En réalité, on ne témoignait pas beaucoup de confiance à la garde nationale. Les nobles occupaient les appartements les plus intérieurs, les postes de confiance. Les Suisses avaient chacun quarante cartouches, les gardes nationaux trois. L’artillerie surtout de la garde nationale fut l’objet d’une défiance excessive, ce qui fit, comme il arrive, qu’elle la mérita de plus en plus. On plaça derrière les canonniers de chaque pièce des pelotons de Suisses ou de grenadiers des Filles-Saint-Thomas, qui les surveillaient, le sabre nu, et se tenaient prêts à tomber sur eux. Ces canonniers se voyaient d’ailleurs placés juste sous les balcons dont le feu plongeait sur eux. Plusieurs fois ils essayèrent d’écarter la batterie ; autant de fois l’état-major les remit au point où il pouvait toujours les écraser à plaisir.

Qui commandait dans le château ? Les gardes nationaux ne connaissaient d’autre chef que Mandat. La Commune le fit appeler. Son instinct lui disait de ne pas s’y rendre. Au second appel, il hésita, consulta autour de lui. Les ministres l’engageaient à ne point obéir. Le constitutionnel Rœderer lui dit qu’aux termes de la loi, le commandant de la garde nationale était aux ordres de la municipalité. Dès lors, il ne résista plus. Il lui parut qu’en effet il lui fallait éclaircir l’affaire des canons du Pont-Neuf, et sans doute aussi s’assurer du poste qu’il avait mis à la Grève pour attaquer, écraser le faubourg à son passage.
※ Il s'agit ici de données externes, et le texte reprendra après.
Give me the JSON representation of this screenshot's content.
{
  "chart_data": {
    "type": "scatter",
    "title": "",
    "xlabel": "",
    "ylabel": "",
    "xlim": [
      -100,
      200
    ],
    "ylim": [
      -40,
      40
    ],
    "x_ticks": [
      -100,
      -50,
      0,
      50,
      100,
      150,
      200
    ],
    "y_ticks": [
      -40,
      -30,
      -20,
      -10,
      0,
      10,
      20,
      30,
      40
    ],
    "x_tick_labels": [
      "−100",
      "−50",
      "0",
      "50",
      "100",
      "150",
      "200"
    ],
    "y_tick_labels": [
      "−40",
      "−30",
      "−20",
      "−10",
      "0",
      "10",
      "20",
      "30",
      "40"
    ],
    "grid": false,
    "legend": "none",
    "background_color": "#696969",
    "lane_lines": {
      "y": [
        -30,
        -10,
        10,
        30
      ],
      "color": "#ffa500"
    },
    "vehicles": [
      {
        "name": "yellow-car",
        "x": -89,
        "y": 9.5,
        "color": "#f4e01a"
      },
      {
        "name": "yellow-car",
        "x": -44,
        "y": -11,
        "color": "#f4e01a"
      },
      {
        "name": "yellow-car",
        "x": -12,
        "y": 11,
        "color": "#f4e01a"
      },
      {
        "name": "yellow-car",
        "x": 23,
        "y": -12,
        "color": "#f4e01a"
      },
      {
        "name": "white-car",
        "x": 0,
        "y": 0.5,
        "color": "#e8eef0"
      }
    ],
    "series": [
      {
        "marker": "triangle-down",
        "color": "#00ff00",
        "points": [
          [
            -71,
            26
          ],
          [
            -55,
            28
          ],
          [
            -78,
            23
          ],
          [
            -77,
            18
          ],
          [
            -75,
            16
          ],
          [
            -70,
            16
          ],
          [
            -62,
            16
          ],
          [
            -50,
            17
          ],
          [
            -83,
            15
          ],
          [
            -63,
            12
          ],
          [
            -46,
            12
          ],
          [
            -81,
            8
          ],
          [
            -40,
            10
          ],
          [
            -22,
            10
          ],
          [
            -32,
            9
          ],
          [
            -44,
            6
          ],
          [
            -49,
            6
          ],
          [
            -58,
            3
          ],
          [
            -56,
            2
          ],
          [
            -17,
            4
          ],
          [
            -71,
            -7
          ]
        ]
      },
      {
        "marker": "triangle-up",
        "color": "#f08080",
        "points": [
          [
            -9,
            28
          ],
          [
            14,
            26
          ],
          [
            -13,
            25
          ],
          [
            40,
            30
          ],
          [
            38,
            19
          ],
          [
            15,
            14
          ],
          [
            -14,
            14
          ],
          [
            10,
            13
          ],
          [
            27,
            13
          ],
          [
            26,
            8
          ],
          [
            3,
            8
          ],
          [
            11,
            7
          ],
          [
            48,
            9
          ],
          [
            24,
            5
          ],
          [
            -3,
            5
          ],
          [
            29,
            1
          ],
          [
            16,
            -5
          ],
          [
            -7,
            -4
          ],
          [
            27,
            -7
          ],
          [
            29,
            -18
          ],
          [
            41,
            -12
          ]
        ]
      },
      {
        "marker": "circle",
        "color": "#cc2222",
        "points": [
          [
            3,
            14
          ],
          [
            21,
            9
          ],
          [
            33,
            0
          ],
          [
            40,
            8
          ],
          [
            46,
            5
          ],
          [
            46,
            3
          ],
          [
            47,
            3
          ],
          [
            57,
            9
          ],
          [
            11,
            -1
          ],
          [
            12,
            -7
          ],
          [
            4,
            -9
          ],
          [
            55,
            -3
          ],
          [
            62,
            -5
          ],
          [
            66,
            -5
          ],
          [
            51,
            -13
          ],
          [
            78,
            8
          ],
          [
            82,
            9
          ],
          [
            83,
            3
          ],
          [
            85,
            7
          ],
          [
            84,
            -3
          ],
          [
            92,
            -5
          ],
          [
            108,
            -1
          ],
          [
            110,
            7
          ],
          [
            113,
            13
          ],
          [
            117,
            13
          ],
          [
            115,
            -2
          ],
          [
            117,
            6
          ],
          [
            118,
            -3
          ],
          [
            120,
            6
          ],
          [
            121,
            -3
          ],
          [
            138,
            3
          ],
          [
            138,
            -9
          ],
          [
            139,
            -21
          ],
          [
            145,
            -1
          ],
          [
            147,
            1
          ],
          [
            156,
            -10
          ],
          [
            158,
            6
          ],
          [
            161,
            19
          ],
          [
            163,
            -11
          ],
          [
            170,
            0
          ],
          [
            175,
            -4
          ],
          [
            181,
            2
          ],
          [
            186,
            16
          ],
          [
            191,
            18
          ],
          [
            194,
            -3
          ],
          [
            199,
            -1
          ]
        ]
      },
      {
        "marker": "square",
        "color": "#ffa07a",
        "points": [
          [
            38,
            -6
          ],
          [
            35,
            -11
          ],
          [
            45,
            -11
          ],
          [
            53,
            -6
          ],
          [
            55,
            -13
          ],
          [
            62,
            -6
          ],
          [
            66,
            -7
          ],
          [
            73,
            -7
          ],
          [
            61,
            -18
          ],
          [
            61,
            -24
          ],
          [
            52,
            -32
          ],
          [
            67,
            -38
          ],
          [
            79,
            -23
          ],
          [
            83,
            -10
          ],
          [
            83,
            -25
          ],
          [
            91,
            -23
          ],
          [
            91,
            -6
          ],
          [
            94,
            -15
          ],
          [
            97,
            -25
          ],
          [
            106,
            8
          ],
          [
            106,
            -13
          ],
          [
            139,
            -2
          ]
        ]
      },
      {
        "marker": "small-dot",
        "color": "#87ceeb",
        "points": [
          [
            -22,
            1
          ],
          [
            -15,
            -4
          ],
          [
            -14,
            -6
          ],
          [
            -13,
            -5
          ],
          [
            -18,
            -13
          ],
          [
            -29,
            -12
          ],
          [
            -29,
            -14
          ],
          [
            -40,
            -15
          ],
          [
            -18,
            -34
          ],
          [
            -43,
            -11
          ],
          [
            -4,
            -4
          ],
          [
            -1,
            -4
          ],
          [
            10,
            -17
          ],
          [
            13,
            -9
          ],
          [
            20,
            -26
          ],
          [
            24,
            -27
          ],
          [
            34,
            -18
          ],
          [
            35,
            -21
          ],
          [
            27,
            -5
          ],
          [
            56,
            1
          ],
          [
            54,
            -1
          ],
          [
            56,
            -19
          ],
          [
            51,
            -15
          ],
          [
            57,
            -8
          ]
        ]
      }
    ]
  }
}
Donc il se raisonna lui-même, étouffa ses pressentiments, fit un effort et partit.

Son départ ébranlait la défense du château. Il laissait le commandement à un officier fort peu rassuré. La reine, qui n’était pas non plus sans pressentiments, prit Rœderer à part et lui demanda ce qu’il pensait qu’il y eût à faire.

Et, justement pendant ce temps, les conseillers de la reine avaient fait, à l’insu des ministres, la chose la plus imprudente. À cette garde nationale flottante et de mauvaise humeur, qui se demandait pourquoi elle allait combattre et si elle n’était pas folle de tirer avec les gentilshommes sur la garde nationale, ils imaginèrent de montrer ce qui devait la mieux convaincre qu’elle avait raison d’hésiter. Pour confirmer tout le monde dans la conviction que la royauté était impossible, il ne fallait qu’une chose, c’était de montrer le roi.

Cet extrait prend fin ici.